Reputation in Poetry

In the democratic institutions of literary journals and open mics, reputation is not supposed to matter. A poet is only ever as good as her last poem, and everyone recognizes this. Such nice ideas. So untrue.

Reputation, like trust, is earned through experience. Observing myself at an open mic reading, I notice my attention ebb and flow. When a poet who has built some reputation with me takes to the microphone, I relax a little. I give them a bit more of my attention. I perk up. I take notice. I listen. As open-minded as I try to be, new faces have to earn my trust.

Poetry is a profoundly intimate art. We demand the full attention of our listeners on something as complex and undecorated as words. No backing music, no other channel to flip to while the commercials are on. We make every word tell because it has to–because with a captive audience comes a lot of responsibility. Just calling a piece of writing a poem ups the ante considerably on both sides.

When a poet I really trust and whose work I really admire starts reading their poems, I take off my skin. I turn up my antennae. And if in that fully exposed state they take advantage of me or worse just let words fall flat, I go away almost wounded. The dial drops a notch on how much I can trust them with my most vulnerable self, the rare and precious commodity of my full attention. This constant unconscious fiddling with rating knobs in our psyche is reputation.

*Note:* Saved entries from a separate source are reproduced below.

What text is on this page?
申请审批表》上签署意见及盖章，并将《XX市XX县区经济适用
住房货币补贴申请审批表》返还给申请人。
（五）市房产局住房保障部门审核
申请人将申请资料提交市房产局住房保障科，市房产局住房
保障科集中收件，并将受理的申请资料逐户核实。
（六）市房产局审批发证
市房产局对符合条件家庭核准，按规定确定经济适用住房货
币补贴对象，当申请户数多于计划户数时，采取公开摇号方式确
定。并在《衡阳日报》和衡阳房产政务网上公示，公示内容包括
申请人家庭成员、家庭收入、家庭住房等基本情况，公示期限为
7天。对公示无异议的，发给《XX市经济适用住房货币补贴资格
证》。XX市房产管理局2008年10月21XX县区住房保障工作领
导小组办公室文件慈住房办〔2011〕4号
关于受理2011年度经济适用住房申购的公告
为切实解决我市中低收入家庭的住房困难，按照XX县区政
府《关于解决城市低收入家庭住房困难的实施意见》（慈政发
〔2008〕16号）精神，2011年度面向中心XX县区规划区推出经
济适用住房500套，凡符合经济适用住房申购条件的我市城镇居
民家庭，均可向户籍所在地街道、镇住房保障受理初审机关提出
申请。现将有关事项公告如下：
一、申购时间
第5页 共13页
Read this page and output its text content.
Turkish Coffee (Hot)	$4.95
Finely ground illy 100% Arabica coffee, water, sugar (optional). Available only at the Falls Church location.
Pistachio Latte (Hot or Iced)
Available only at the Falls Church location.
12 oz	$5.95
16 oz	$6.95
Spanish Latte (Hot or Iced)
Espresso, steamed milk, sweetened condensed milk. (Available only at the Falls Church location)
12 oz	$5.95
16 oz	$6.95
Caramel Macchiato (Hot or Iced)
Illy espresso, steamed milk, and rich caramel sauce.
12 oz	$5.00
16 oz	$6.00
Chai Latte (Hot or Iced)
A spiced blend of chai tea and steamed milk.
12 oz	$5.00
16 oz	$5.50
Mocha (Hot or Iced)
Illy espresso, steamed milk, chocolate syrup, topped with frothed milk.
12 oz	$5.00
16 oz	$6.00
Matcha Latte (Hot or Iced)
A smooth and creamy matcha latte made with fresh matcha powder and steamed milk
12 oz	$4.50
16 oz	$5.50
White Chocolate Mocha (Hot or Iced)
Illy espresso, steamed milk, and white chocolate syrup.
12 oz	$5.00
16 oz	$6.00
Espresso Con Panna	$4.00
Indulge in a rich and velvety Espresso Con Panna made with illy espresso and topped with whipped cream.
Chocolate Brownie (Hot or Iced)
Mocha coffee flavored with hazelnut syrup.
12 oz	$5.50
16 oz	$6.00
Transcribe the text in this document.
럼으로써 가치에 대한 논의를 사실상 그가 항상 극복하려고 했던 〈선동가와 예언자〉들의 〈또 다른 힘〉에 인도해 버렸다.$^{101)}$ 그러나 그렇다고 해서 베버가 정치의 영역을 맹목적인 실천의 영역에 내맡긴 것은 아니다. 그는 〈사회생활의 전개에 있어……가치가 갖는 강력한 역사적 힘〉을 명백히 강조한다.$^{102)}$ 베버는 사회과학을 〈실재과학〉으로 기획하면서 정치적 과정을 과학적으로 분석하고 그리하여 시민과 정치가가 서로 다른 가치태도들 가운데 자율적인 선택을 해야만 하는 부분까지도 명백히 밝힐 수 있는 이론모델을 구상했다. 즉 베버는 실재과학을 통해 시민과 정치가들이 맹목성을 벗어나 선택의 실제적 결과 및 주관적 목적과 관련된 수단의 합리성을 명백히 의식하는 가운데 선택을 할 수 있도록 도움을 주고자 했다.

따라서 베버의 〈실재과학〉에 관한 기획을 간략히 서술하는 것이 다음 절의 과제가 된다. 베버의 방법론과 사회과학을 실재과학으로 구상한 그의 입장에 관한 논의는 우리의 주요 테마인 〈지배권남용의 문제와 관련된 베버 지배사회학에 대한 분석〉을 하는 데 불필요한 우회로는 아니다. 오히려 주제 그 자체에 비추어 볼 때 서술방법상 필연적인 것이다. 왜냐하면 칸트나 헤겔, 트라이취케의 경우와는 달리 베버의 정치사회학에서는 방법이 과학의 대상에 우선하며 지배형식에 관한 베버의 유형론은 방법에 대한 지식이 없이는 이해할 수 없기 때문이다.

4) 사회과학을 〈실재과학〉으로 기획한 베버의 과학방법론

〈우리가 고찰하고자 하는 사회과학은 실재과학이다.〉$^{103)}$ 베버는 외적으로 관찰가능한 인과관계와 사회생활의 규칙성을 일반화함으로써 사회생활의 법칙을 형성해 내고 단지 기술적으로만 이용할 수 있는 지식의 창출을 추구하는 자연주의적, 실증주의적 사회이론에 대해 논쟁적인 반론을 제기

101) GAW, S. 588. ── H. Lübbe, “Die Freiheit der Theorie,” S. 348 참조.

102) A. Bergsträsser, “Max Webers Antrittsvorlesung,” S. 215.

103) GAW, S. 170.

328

It matters because with so many poems and poets nowadays, all of us seeking the ones we can trust to deliver great art–and all with very different criteria for what that means–an individual accounting of reputation is the only way we can justify letting our attention ride on new poets and poems. Our audience-minds, like professional gamblers, lay down chips, see what happens, and adjust. Of course we’re all rooting for the long-shot, the underdog–because it is also in our nature. In the end, though, we have to feed our creative selves from our winnings–and reputation makes all that possible.